How to qualify for a medical emergency loan
Each lender has its own requirements for medical emergency loans. But the most common eligibility criteria you’ll likely have to meet include:
- Good credit: Most lenders look for good-to-excellent credit. If you find a lender that accepts borrowers with lower credit scores, you’ll likely receive a higher interest rate, which will increase your overall cost of borrowing. As we mention below, piggybacking onto the stronger credit of a cosigner (or co-borrower) could help you get approved.
- Proof of income: Some lenders have a minimum income requirement. Even those that don’t will ask you to show proof of earnings through pay stubs or tax returns so they know you can realistically afford to repay what you borrow.
- Low debt-to-income ratio: Your debt-to-income (DTI) ratio compares your monthly debt payments to your monthly income. Lenders typically prefer a DTI of no higher than 40%.
Medical loans for poor credit
A lower credit score usually leads to a higher interest rate on a medical emergency loan. But the following strategies can improve your chances of approval if your credit is less robust.
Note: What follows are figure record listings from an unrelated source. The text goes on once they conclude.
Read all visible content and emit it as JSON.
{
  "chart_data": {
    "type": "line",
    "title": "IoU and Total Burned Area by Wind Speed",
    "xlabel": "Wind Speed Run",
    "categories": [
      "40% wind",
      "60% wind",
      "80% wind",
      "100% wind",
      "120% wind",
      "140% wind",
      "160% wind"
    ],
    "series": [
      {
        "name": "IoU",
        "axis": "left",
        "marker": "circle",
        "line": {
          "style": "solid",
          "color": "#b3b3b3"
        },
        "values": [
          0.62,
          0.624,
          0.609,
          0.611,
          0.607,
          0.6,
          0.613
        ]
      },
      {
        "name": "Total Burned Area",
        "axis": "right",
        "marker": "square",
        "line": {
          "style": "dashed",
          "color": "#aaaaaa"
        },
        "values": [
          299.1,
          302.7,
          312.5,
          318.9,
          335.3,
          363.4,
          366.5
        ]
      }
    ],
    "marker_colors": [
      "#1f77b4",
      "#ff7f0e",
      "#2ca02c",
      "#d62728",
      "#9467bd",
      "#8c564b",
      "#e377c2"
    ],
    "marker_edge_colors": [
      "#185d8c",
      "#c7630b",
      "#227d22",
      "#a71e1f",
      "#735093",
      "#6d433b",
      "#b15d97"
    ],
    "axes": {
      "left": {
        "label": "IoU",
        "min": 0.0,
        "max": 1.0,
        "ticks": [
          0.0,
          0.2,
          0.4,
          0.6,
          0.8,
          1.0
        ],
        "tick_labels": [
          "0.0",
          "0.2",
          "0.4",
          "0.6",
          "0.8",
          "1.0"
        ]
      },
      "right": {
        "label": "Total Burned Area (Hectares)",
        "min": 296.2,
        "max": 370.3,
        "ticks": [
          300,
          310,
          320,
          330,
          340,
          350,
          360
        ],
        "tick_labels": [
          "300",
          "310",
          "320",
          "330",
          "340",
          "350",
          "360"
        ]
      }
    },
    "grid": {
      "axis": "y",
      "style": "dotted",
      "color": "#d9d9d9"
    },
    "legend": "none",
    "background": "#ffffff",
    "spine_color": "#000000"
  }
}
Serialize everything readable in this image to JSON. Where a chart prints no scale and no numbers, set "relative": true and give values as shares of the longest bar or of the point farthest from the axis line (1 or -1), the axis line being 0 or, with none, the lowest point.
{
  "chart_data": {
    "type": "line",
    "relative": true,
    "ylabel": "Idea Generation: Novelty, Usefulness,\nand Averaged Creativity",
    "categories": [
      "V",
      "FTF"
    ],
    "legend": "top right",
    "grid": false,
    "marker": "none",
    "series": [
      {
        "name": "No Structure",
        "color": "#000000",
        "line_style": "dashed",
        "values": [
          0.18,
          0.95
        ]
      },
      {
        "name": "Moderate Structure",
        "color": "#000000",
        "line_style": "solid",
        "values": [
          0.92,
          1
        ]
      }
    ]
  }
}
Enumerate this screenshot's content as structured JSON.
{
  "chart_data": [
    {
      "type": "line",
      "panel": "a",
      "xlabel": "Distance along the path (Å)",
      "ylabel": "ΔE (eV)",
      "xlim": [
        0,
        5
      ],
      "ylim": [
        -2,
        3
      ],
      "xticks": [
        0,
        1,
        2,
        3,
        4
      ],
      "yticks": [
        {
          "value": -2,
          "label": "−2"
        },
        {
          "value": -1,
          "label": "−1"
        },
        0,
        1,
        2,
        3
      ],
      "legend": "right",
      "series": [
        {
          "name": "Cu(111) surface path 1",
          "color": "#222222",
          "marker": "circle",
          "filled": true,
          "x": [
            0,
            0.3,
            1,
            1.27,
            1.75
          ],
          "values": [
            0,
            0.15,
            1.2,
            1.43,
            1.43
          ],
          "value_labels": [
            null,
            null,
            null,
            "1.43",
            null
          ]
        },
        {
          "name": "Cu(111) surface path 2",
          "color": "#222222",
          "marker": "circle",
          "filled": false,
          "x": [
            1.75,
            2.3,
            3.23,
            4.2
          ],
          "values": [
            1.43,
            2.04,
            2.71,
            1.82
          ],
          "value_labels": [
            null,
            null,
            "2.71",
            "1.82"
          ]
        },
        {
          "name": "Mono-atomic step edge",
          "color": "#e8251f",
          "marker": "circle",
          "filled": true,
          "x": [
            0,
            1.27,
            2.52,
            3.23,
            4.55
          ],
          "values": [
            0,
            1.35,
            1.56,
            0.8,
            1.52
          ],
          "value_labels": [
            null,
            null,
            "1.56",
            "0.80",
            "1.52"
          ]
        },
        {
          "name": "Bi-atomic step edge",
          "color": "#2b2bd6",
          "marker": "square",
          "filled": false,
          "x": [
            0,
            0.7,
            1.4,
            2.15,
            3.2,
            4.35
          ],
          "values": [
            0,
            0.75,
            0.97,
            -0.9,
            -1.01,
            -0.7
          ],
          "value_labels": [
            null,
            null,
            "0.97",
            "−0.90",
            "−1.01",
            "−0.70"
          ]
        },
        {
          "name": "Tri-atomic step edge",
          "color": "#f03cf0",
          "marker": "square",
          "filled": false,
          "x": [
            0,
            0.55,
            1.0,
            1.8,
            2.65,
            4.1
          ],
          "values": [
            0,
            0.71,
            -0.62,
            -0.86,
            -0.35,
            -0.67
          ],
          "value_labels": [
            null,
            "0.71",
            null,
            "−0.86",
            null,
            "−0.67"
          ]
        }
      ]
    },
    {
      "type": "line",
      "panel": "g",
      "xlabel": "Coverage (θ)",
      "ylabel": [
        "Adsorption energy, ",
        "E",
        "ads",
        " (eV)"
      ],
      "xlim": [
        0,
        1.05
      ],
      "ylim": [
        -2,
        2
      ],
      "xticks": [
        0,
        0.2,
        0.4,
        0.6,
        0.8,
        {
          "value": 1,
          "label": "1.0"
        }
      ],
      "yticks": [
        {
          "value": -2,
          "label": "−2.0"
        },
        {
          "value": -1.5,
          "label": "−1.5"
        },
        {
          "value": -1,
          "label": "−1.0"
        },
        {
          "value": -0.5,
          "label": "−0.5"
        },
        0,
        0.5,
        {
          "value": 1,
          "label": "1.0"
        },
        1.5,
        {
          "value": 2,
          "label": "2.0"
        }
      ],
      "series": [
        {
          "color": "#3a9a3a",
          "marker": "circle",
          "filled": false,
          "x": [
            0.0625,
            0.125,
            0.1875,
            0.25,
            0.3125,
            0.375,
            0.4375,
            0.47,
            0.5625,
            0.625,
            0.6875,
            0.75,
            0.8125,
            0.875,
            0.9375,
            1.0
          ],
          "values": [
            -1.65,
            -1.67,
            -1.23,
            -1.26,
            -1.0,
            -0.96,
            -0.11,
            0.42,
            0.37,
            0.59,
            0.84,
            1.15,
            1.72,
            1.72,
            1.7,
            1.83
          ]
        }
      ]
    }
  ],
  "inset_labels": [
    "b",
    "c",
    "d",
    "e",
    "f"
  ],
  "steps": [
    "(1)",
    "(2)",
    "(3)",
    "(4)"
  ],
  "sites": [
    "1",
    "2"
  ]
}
- Apply with a cosigner: A cosigner with strong credit can boost your application. The cosigner can be a trusted family member or friend who agrees to repay your loan if you fail to make your payments.
- Get a credit builder loan: With this type of loan, you’ll make monthly payments, which will be reported to the major credit bureaus. As long as you pay on time, you can build a positive payment history and improve your credit score.
How to compare medical emergency loan lenders
As you explore personal loans for medical emergencies, it’s a good idea to shop around and compare lenders across these categories. This way, you can choose the best personal loan for your situation.
- Loan amounts: Most medical loans range from $600 to $100,000. The lender and your credit history will determine the amount you can borrow.
- Interest rates: The interest rate will impact the total cost of your loan. In general, the lower your rate, the less you’ll spend on your emergency medical expenses.
- Repayment terms: Lenders usually give you one to seven years to repay a medical emergency loan. Keep in mind that a shorter term can save you more money on interest.
- Fees: Some lenders charge fees in addition to interest, which can make your loan more expensive. These might be origination fees, late fees, and annual fees.
- Time to fund: Funding times vary by lender. The money could be deposited the same day you get approved (see same-day loans) or you might have to wait a few business days, depending on the lender.
In a perfect world, you wouldn’t need a medical emergency loan. But life happens, and a personal loan for medical emergencies may be just what you need to avoid going into serious debt or draining your emergency fund.